Ph.D. candidate in Latin American history, UC San Diego
Residency: September 2016 – May 2017
Research Project: Constructing the Nation: Zapotec Indians and Customary Law in Postcolonial Oaxaca, 1857-1917
Research Interests: state formation, citizenship, popular politics, indigeneity, social movements and autonomy
Luis Sánchez-López is a Zapotec (Benizaa) historian from Tlacolula de Matamoros, Oaxaca, Mexico, who has conducted research in various archives and special collections libraries in the U.S. and Mexico. He holds a B.A. in history from UCLA and an M.A. in Latin American history from UC San Diego.

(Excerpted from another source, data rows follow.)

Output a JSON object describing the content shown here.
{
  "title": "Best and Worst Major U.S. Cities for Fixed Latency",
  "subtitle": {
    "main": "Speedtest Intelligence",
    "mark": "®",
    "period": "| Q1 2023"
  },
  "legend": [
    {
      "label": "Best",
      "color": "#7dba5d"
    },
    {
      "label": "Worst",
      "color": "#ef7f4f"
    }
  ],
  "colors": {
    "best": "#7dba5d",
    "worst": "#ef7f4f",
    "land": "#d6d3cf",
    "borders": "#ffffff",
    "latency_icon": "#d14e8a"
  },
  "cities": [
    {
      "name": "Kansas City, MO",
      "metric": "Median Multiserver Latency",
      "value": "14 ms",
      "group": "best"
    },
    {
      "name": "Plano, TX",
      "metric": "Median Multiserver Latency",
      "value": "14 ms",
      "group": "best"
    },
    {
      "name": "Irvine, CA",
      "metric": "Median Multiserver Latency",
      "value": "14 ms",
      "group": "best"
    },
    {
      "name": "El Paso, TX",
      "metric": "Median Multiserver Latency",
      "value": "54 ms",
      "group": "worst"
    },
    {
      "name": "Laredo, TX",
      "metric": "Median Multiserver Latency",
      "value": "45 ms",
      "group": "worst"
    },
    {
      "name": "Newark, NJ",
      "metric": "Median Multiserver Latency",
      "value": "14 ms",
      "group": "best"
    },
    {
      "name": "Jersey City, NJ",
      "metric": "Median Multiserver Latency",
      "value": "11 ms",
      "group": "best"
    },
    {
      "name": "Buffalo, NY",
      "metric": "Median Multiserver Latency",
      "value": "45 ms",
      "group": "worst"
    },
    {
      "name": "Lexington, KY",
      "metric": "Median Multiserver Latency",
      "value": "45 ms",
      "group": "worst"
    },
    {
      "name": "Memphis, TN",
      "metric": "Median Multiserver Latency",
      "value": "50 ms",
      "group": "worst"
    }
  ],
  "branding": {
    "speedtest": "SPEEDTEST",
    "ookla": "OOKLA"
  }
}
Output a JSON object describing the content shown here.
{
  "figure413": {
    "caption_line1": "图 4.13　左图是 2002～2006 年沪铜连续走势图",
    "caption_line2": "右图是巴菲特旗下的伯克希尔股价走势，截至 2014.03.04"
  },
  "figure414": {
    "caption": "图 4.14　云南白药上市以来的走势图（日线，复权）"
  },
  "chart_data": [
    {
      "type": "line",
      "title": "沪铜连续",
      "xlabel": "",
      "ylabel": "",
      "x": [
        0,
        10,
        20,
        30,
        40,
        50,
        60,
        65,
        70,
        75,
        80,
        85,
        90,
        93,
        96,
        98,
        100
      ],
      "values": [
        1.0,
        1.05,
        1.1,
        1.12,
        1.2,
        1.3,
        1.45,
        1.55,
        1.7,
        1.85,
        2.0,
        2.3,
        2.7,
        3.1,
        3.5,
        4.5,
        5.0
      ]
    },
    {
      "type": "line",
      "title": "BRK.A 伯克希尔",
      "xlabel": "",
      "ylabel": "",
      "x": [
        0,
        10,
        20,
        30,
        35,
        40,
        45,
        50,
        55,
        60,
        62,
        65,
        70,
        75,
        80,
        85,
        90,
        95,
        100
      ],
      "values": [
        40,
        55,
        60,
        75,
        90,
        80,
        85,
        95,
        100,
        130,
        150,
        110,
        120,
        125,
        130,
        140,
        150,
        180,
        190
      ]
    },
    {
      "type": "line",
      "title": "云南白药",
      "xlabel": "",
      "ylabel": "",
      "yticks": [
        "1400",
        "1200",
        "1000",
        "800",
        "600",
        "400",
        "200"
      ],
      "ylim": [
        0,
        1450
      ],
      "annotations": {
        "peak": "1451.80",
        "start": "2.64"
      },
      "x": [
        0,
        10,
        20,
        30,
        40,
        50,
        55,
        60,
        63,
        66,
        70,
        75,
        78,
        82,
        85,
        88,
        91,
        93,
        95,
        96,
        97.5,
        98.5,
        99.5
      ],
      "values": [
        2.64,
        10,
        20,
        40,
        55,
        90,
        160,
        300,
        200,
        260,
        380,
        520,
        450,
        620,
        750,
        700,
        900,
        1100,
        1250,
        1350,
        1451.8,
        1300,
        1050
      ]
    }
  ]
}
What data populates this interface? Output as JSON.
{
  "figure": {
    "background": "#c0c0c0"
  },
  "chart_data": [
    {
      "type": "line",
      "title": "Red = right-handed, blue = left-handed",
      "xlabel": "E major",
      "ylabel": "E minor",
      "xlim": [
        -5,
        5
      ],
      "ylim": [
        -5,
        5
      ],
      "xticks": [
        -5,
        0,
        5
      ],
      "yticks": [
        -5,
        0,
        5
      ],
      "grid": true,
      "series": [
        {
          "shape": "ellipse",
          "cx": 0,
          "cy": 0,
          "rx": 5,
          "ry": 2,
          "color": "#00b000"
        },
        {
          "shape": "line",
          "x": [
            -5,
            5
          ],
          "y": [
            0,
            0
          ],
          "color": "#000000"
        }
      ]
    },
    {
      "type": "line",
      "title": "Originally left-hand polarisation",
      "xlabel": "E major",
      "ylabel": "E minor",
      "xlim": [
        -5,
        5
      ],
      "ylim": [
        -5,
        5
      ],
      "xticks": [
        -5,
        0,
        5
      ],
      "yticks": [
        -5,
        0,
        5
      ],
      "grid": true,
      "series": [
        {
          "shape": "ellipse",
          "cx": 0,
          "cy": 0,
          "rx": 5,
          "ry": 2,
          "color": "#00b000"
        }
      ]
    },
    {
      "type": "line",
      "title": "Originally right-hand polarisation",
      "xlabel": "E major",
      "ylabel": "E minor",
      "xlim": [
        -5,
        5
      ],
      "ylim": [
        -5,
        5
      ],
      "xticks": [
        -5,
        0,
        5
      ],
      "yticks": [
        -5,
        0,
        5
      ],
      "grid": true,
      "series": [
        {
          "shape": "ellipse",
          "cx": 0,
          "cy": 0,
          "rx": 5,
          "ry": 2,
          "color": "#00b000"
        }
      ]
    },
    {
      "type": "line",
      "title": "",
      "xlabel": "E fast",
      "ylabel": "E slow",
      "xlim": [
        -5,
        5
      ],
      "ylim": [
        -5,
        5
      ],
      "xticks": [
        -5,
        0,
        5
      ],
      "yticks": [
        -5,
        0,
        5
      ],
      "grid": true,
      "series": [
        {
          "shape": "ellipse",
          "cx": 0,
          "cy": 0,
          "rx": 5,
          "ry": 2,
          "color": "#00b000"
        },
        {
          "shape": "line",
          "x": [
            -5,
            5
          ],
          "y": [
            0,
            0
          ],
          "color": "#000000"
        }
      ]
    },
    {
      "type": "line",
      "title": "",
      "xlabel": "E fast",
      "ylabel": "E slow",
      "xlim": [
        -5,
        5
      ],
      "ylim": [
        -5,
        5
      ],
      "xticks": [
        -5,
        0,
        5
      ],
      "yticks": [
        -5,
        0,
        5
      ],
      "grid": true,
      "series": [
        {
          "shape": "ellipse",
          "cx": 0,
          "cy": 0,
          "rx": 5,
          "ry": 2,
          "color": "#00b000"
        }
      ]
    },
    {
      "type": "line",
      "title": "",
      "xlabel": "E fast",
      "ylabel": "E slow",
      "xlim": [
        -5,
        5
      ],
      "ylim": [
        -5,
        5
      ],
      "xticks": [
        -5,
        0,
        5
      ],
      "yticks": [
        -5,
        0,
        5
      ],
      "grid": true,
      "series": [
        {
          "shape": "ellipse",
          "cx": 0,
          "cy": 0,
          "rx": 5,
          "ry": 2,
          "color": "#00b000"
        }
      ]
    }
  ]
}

His dissertation traces the evolution of indigenous republicanism among the Zapotec Indians of Oaxaca from the mid-19th century to the Mexican Revolution of 1910. When Oaxaca’s state government granted municipalities the right to create their own municipal ordinances in 1857, Sánchez-López argues it paved the way for the development of a “customary law regime,” a form of governance that allowed statesmen to incorporate indigenous communities into the nation by recognizing their traditional forms of local rule. Despite this political incorporation, however, Sánchez-López notes state actors continued to view Indians as “uncivilized” and, therefore, unfit for citizenship.